The environmental issue is one of the most important tasks for the Airport, but as with many other things at a big Airport such as Arlanda you must always prioritise safety. For LFV and Swedavia these are two targets that have to be a top priority, along with all improvements.
As a result, measures include the improvement of the infrastructure for renewable fuel at Stockholm Arlanda.

Clean vehicles are prioritised at Stockholm Arlanda in a number of ways, including:
• A separate queue for eco-taxis, in front of the ordinary taxi queue. In this way it is easy for travellers to choose the environmentally best taxi alternative at Stockholm Arlanda. Because of the introduction of such separate queues, the number of eco-taxis has increased at the airport from 1% in 2005 to more than 80% in 2010
• At Stockholm Arlanda parking facilities, the best spaces are reserved for environmentally clean vehicles
• There are discounts on permits for clean vehicles driven by other companies and organisations at the airport. A vehicle permit is required if a vehicle is to be used inside the airport fence at Stockholm Arlanda.

And for the future we see some interesting targets:
• By 2012, all Swedavia vehicles shall run on renewable fuel or be classified as environmentally clean. The same applies to vehicles driven by other companies and organisations in the airport area. Even today, it is possible to fill up a vehicle with both biogas and ethanol at the airport, but work is under way to improve the infrastructure and thus the availability of renewable fuels at the airport.

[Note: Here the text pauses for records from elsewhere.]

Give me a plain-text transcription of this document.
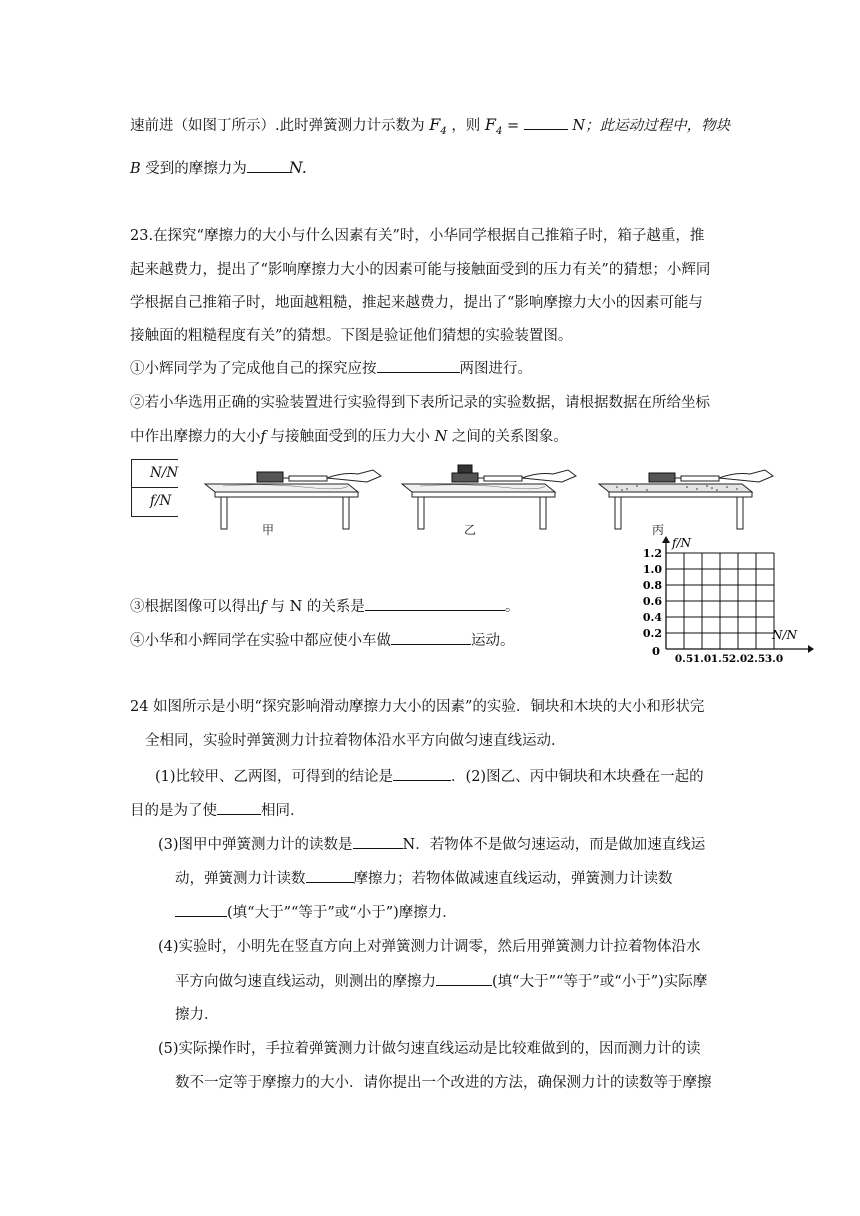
速前进（如图丁所示）.此时弹簧测力计示数为 $F_4$ ，则 $F_4$ =	N；此运动过程中，物块
B 受到的摩擦力为	N.
23.在探究“摩擦力的大小与什么因素有关”时，小华同学根据自己推箱子时，箱子越重，推
起来越费力，提出了“影响摩擦力大小的因素可能与接触面受到的压力有关”的猜想；小辉同
学根据自己推箱子时，地面越粗糙，推起来越费力，提出了“影响摩擦力大小的因素可能与
接触面的粗糙程度有关”的猜想。下图是验证他们猜想的实验装置图。
①小辉同学为了完成他自己的探究应按	两图进行。
②若小华选用正确的实验装置进行实验得到下表所记录的实验数据，请根据数据在所给坐标
中作出摩擦力的大小f 与接触面受到的压力大小 N 之间的关系图象。
N/N
f/N
甲	乙	丙
f/N
N/N
0
0.2
0.4
0.6
0.8
1.0
1.2
0.5 1.0 1.5 2.0 2.5 3.0
③根据图像可以得出f 与 N 的关系是	。
④小华和小辉同学在实验中都应使小车做	运动。
24 如图所示是小明“探究影响滑动摩擦力大小的因素”的实验．铜块和木块的大小和形状完
全相同，实验时弹簧测力计拉着物体沿水平方向做匀速直线运动．
(1)比较甲、乙两图，可得到的结论是	．(2)图乙、丙中铜块和木块叠在一起的
目的是为了使	相同．
(3)图甲中弹簧测力计的读数是	N．若物体不是做匀速运动，而是做加速直线运
动，弹簧测力计读数	摩擦力；若物体做减速直线运动，弹簧测力计读数
(填“大于”“等于”或“小于”)摩擦力．
(4)实验时，小明先在竖直方向上对弹簧测力计调零，然后用弹簧测力计拉着物体沿水
平方向做匀速直线运动，则测出的摩擦力	(填“大于”“等于”或“小于”)实际摩
擦力．
(5)实际操作时，手拉着弹簧测力计做匀速直线运动是比较难做到的，因而测力计的读
数不一定等于摩擦力的大小．请你提出一个改进的方法，确保测力计的读数等于摩擦
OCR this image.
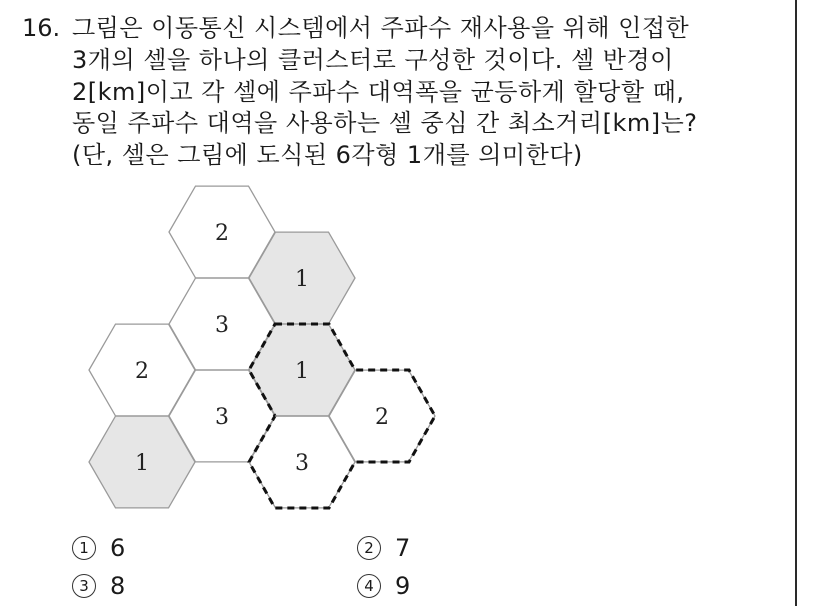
16. 그림은 이동통신 시스템에서 주파수 재사용을 위해 인접한
3개의 셀을 하나의 클러스터로 구성한 것이다. 셀 반경이
2[km]이고 각 셀에 주파수 대역폭을 균등하게 할당할 때,
동일 주파수 대역을 사용하는 셀 중심 간 최소거리[km]는?
(단, 셀은 그림에 도식된 6각형 1개를 의미한다)
2
1
3
2	1
3	2
1	3
1 6	2 7
3 8	4 9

Airports also use various types of specialised vehicles and machinery that run on diesel fuel. Swedavia is studying the possibility of buying or producing its own biofuel so it can supply a 100% renewable and locally produced vehicle fuel for companies and organisations operating in the area.
• The airport’s target is that all taxis that serve Stockholm Arlanda shall be eco-taxis by 2011.

The Eco Airport Concept from Swedavia and LFV Aviation Consulting is developed and based on the Eco Airport Concept at Arlanda Airport, which was selected in 2009/2010 as the best environmental airport (Eco Airport) in the world. The project is widely recognised as the benchmark for more environmentally friendly facilities in the future.